You may revoke your proxy and change your vote at any time before the final vote at the Annual Meeting. You may do this by signing and submitting a new proxy card with a later date, by delivering a written notice of revocation to our Corporate Secretary at our principal offices at 1640 Marengo Street, 6th Floor, Los Angeles, CA 9003 or by attending the Annual Meeting and voting in person (as described in the Proxy Statement). Attending the Annual Meeting will not revoke your proxy unless you specifically request it.

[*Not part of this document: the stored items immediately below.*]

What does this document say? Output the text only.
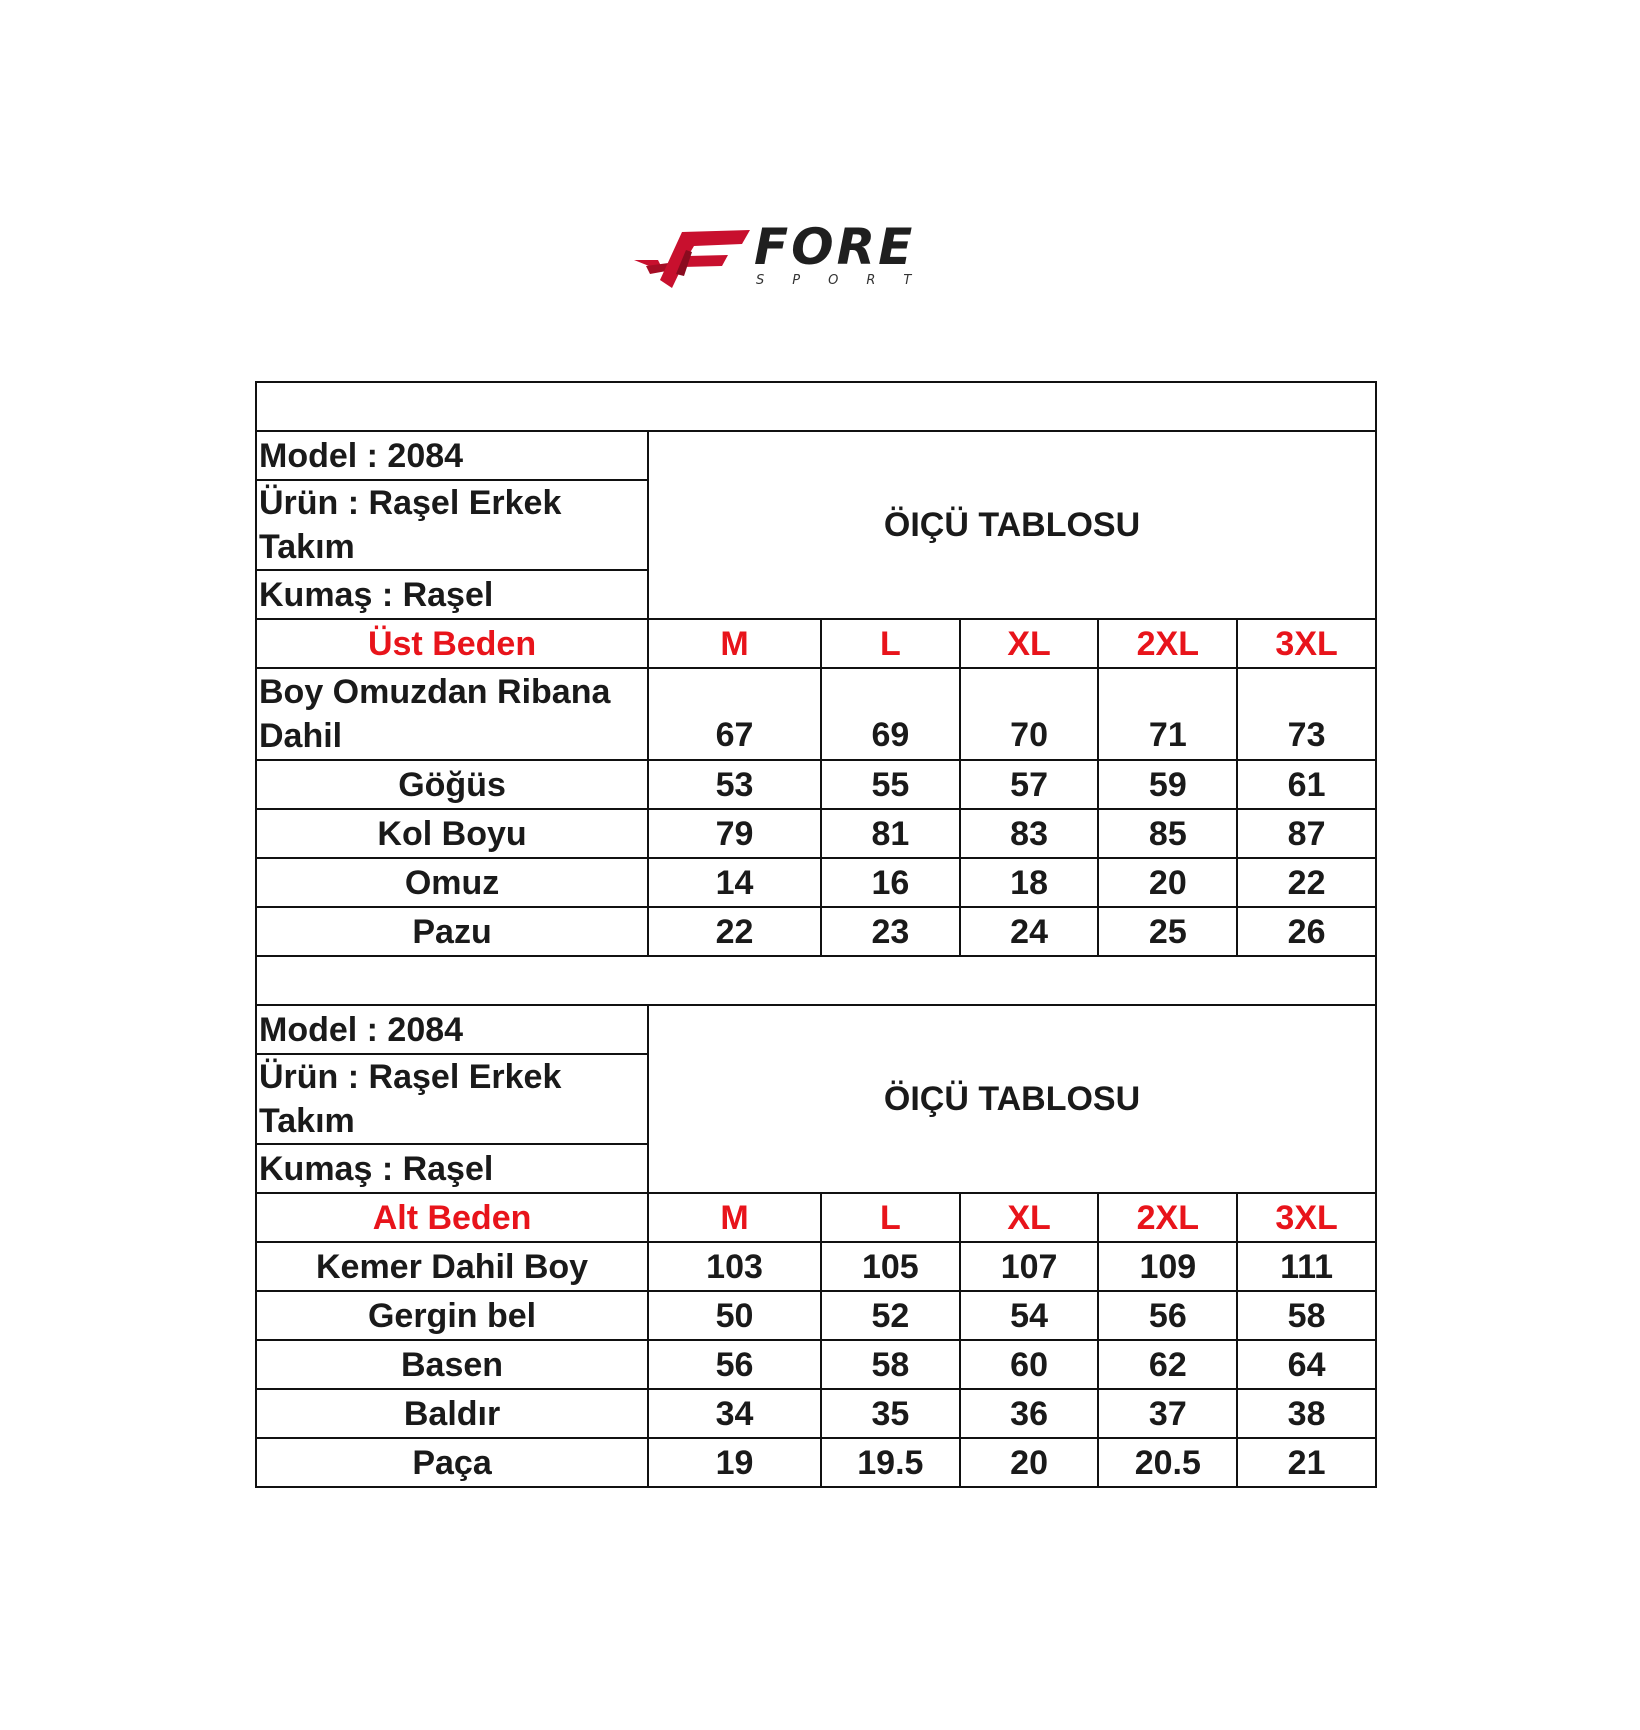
FORE
SPORT

Model : 2084	ÖIÇÜ TABLOSU				
Ürün : Raşel Erkek Takım					
Kumaş : Raşel					
Üst Beden	M	L	XL	2XL	3XL
Boy Omuzdan Ribana Dahil	67	69	70	71	73
Göğüs	53	55	57	59	61
Kol Boyu	79	81	83	85	87
Omuz	14	16	18	20	22
Pazu	22	23	24	25	26

Model : 2084	ÖIÇÜ TABLOSU				
Ürün : Raşel Erkek Takım					
Kumaş : Raşel					
Alt Beden	M	L	XL	2XL	3XL
Kemer Dahil Boy	103	105	107	109	111
Gergin bel	50	52	54	56	58
Basen	56	58	60	62	64
Baldır	34	35	36	37	38
Paça	19	19.5	20	20.5	21
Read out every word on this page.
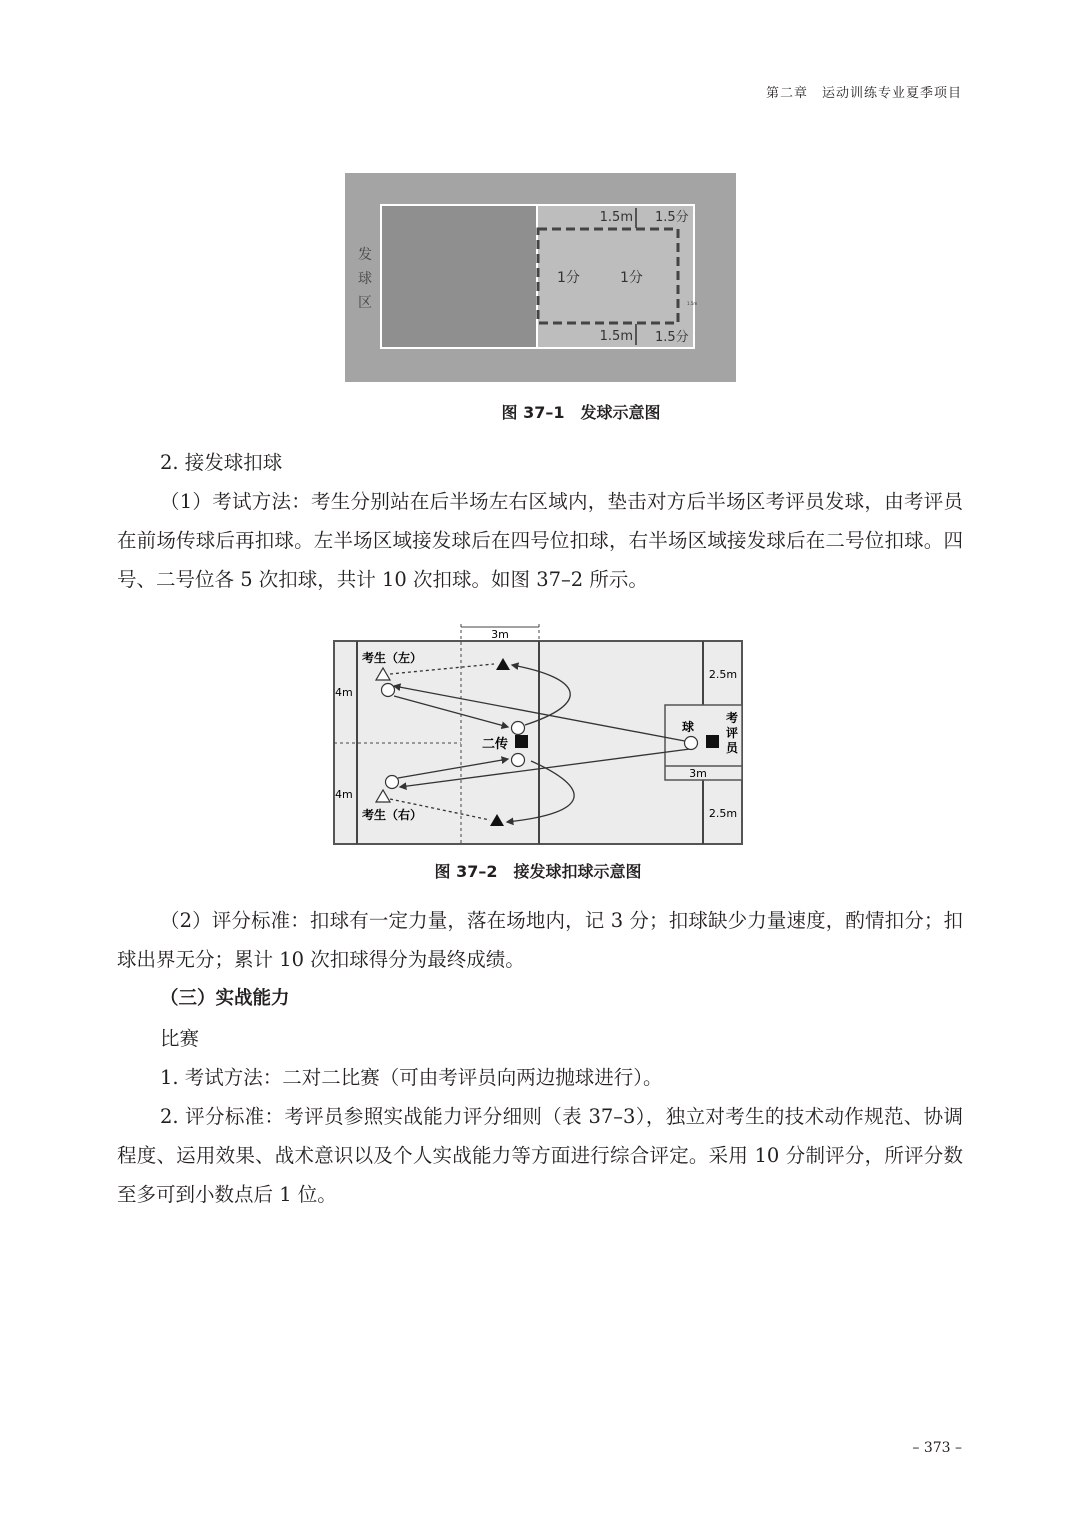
第二章　运动训练专业夏季项目
发
球
区
1.5m 1.5分
1分	1分
1.5m
1.5m 1.5分
图 37–1　发球示意图
2. 接发球扣球
（1）考试方法：考生分别站在后半场左右区域内，垫击对方后半场区考评员发球，由考评员在前场传球后再扣球。左半场区域接发球后在四号位扣球，右半场区域接发球后在二号位扣球。四号、二号位各 5 次扣球，共计 10 次扣球。如图 37–2 所示。
3m
考生（左）
考生（右）
4m
4m
2.5m
2.5m
3m
二传
球
考
评
员
图 37–2　接发球扣球示意图
（2）评分标准：扣球有一定力量，落在场地内，记 3 分；扣球缺少力量速度，酌情扣分；扣球出界无分；累计 10 次扣球得分为最终成绩。
（三）实战能力
比赛
1. 考试方法：二对二比赛（可由考评员向两边抛球进行）。
2. 评分标准：考评员参照实战能力评分细则（表 37–3），独立对考生的技术动作规范、协调程度、运用效果、战术意识以及个人实战能力等方面进行综合评定。采用 10 分制评分，所评分数至多可到小数点后 1 位。
– 373 –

If you hold your shares through a broker or other intermediary, you must request a legal proxy from your broker in order to vote at the Annual Meeting.
 
If you desire to revoke your proxy and change your vote but no longer have the proxy card that was included with the Proxy Statement, you may obtain a new proxy card by contacting your broker or, if your shares are not held through a broker, by contacting Response Genetics at 1-323-224-3900.
 
TRANSACTION OF OTHER BUSINESS
 
Our Board of Directors knows of no matters other than those described in the Proxy Statement to be submitted at the Annual Meeting. If any other matters come before the Annual Meeting, it is the intention of the persons named in the proxy card that you received with the Proxy Statement to vote the shares they represent as our Board of Directors may recommend.